# BT Release style



## hogrider2272 (Nov 9, 2009)

I have a carter just cuz plus.. Very smooth and comfortable.ilove it


----------



## Rocky44 (Sep 18, 2007)

thanks, but this is not an BT release


----------



## Aaron Groce (Oct 10, 2009)

ANY reliese can be a BT reliese.

Back tention can be done with any reliese thumb trigger, hinge style, index triger, the Carter evolution reliese. they all can be activated by BT

i use a 3 finger stan hinge reliese. i is working verry well for me. the only thing i need t work on is i need to pull against the wall not use my fingers to help it go off


----------



## archerpap (Apr 24, 2006)

I prefer the hinge over the others. Just a more consistant shot for me. I also shot Carter's Just B Cuz, Solution 3, and Stans SX2 and Shootoff all as BT style releases. Other hinge releases were Tru Ball Sweet Spots, and BT Pro gold 3 fingers.
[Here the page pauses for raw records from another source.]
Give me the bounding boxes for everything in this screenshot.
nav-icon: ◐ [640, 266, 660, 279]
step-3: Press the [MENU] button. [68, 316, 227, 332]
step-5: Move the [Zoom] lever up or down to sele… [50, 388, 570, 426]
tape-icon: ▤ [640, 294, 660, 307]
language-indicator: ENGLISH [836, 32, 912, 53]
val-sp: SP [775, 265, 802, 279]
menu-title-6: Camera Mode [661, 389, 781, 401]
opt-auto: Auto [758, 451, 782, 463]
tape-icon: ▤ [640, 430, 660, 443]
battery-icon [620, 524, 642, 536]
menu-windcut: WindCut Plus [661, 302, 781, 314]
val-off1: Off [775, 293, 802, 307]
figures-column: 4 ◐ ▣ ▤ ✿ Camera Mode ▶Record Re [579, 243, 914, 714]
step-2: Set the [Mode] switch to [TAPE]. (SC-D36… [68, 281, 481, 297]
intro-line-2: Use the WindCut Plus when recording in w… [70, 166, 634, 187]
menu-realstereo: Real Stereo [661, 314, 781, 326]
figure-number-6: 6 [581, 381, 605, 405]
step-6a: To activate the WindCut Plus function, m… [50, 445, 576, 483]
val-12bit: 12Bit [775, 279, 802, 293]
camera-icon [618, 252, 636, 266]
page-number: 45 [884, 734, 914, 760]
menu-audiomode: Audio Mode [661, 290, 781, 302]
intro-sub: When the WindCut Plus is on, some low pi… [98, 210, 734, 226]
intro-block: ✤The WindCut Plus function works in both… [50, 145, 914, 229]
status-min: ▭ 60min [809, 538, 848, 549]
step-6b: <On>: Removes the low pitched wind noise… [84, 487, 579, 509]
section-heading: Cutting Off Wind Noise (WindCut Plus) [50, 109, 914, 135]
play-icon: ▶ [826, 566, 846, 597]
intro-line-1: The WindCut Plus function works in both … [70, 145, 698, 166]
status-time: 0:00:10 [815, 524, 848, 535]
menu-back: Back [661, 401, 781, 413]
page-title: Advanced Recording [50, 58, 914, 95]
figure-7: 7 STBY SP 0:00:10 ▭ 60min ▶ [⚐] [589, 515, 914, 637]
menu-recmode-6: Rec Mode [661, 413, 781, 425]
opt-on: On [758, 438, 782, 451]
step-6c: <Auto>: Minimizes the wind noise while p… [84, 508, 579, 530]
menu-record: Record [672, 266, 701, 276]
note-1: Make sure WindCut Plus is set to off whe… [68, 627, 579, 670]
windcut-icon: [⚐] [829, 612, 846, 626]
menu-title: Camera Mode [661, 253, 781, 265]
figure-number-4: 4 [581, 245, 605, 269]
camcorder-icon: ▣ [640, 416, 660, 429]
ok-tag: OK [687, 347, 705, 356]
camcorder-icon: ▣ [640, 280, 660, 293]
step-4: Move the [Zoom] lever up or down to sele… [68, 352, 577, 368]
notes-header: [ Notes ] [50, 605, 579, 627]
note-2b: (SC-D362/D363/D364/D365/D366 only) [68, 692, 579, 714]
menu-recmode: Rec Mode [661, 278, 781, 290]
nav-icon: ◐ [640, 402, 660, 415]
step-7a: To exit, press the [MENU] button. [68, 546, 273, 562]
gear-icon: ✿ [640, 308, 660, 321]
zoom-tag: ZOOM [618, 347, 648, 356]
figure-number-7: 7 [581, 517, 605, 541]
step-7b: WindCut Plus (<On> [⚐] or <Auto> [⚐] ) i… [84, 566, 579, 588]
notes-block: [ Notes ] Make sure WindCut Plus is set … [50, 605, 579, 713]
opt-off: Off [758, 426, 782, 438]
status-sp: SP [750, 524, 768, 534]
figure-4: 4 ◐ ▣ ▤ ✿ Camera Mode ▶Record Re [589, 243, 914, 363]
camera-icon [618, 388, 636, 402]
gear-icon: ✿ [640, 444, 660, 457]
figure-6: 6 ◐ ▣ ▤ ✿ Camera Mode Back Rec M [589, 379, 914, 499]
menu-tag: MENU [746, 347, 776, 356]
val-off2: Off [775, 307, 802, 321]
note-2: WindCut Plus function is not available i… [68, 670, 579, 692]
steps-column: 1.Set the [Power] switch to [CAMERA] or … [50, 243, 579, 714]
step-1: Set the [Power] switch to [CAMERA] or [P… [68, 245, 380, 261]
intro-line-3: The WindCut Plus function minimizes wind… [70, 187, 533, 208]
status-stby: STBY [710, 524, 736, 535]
I really liked my JBC, but once I started with my 2 finger Zenith's, there was no turning back!!!


----------



## Rocky44 (Sep 18, 2007)

archerpap said:


> I prefer the hinge over the others. Just a more consistant shot for me.


this is the also reason why I might want to switch to a hinge style BT release.
I own the EVO and it is deff. a fine release, but is sometimes not consistant enough to achieve a good score on Target or 3D archery.
I've already looked around a little and can not decide for a release.
Why would a Scott release is more expensive than Tru Ball BT GOLD? Whats the advantage of an Scott release?


----------



## DEAD 10 (Aug 14, 2009)

Rocky44 said:


> this is the also reason why I might want to switch to a hinge style BT release.
> I own the EVO and it is deff. a fine release, but is sometimes not consistant enough to achieve a good score on Target or 3D archery.
> I've already looked around a little and can not decide for a release.
> Why would a Scott release is more expensive than Tru Ball BT GOLD? Whats the advantage of an Scott release?


its all in how the reliese feels in your hands. Some like the scotts relieses then some like me like a Stan and then again some people like a TRU ball.


----------



## archerpap (Apr 24, 2006)

DEAD 10 said:


> its all in how the reliese feels in your hands. Some like the scotts relieses then some like me like a Stan and then again some people like a TRU ball.


Comfort is the biggest IMO. I know alot of people have even taped up their release to get the feel they want. I've done it with TB's, but my Zenith's just fit and feel better to me, and allows me to get the same grip everytime, which helps make for more consistant shots.


----------



## outback jack (Aug 12, 2006)

I don't know about better but I really like my aluminum longhorn 3 finger. It fits my hand great.


----------



## archerpap (Apr 24, 2006)

outback jack said:


> I don't know about better but I really like my aluminum longhorn 3 finger. It fits my hand great.


that's the one you want to stick with then.


----------



## jnwright (May 11, 2008)

i have recently switched over from a Just B Cuz to a Tru Ball HT 3M and are loving this new release,sit's perfectly in my hand and i am much more consistant with it.


----------



## lindarcher12 (Dec 16, 2008)

i switched from the tru ball bt gold to the carter only cuz the release was so "crisp" when it went off. with the bt gold i noticed a lot more travel in the hinge of the release, and the carter only also fit my hand better.


----------